In fact, Blodgett is the chief catamount specialist for the state, following up on many of the 40 to 50 annual sightings. “In at least 95% of the sightings, other animals are mistaken for catamounts,” Blodgett says. “The most common are coyotes and domestic cats seen from a distance where there isn’t a dimension of scale. Bobcats are reported, and even fisher. Every great once in a while we get a sighting that sounds very credible. What we lack is tangible evidence. That’s what we need.”
And that’s what the state may have in the sample taken from Old Ark Road. But Blodgett says catamount enthusiasts shouldn’t start chilling their champagne yet. “Everybody expects it to be like CSI, that we’ll get the results immediately,” he says. “Don’t hold your breath, it’s going to take a while.”
And, given the hubbub over the last suspected catamount scat, if the result of DNA testing indicates that the sample did come from a mountain lion, they’ll have it tested again at a second lab before releasing any results to the public.
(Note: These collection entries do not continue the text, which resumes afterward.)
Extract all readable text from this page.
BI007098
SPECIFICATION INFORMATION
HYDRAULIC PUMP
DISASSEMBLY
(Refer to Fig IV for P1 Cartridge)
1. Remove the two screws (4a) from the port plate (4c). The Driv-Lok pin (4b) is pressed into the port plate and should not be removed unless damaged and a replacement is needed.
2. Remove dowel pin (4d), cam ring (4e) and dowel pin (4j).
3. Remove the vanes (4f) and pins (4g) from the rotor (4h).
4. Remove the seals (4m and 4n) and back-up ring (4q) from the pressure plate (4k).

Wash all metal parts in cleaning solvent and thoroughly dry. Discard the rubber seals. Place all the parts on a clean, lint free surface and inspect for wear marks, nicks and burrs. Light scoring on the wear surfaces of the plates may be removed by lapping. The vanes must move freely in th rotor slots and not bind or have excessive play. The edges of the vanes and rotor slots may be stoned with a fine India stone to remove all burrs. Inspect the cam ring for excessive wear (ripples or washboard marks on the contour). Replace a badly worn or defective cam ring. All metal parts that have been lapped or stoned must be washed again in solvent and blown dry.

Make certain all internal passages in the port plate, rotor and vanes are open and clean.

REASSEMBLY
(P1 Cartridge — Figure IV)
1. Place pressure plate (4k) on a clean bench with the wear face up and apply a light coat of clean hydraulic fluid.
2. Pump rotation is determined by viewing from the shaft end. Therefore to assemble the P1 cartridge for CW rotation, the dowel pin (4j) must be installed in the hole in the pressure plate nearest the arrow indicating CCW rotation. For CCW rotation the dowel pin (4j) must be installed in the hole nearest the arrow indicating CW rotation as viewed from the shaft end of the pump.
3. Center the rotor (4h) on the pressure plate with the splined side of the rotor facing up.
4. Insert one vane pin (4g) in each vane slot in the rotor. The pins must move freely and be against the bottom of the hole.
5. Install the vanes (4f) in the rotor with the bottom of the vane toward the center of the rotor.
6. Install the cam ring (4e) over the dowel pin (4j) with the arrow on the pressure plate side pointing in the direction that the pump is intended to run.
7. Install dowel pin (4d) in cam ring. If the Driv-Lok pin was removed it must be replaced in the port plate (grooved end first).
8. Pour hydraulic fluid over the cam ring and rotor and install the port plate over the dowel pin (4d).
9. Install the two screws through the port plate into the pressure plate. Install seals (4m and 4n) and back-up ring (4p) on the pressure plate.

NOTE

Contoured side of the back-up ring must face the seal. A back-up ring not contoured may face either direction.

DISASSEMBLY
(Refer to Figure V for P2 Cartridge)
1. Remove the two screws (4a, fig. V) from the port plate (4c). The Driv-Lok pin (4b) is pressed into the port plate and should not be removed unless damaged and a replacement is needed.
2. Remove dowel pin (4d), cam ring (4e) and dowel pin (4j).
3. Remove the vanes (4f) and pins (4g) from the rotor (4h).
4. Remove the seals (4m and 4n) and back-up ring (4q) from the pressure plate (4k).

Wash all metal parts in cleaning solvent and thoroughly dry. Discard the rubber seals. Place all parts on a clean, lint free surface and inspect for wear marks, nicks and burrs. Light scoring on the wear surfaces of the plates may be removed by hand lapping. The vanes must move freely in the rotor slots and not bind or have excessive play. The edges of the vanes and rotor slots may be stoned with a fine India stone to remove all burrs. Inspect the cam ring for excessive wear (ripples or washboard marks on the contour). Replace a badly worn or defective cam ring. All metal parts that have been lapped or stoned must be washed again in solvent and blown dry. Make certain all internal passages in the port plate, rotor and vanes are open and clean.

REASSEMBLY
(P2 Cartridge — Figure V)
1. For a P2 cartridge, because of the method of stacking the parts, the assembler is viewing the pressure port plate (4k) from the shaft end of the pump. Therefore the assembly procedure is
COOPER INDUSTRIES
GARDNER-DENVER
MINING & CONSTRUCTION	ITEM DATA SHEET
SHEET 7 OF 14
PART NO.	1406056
If the second lab confirms the result, Blodgett says, biologists will still have a mystery to solve. “Even if it’s confirmed as mountain lion scat, we don’t know the origin of the cat. It could be from an illegally kept exotic pet.” DNA testing can determine if the cat is from North America, but it can’t narrow down any regional origin.
And Blodgett also cautions that evidence of one cat is not evidence of a “wild catamount population” in Vermont. In fact, he says it’s quite clear to him that there is no population of mountain lions in the state. “Even in Wyoming, which has about the same human population and about 10 times the area of Vermont, three to four mountain lions a year are killed on the road,” Blodgett says. “A skilled hunter can go out and, within a short period of time, find tangible evidence of mountain lions in the area. If there was a native population in Vermont, we’d see the signs.”
Kasanoff says this isn’t the first time there has been a sighting on Old Ark Road, but others have only caught glimpses – not enough to be sure, and not enough to report.
He’s planning to put some digital trail cameras in the area of the sighting to capture an image of the cat. “I hope this will add some credence to the sightings,” he says. “And if we can get some pictures, even better.”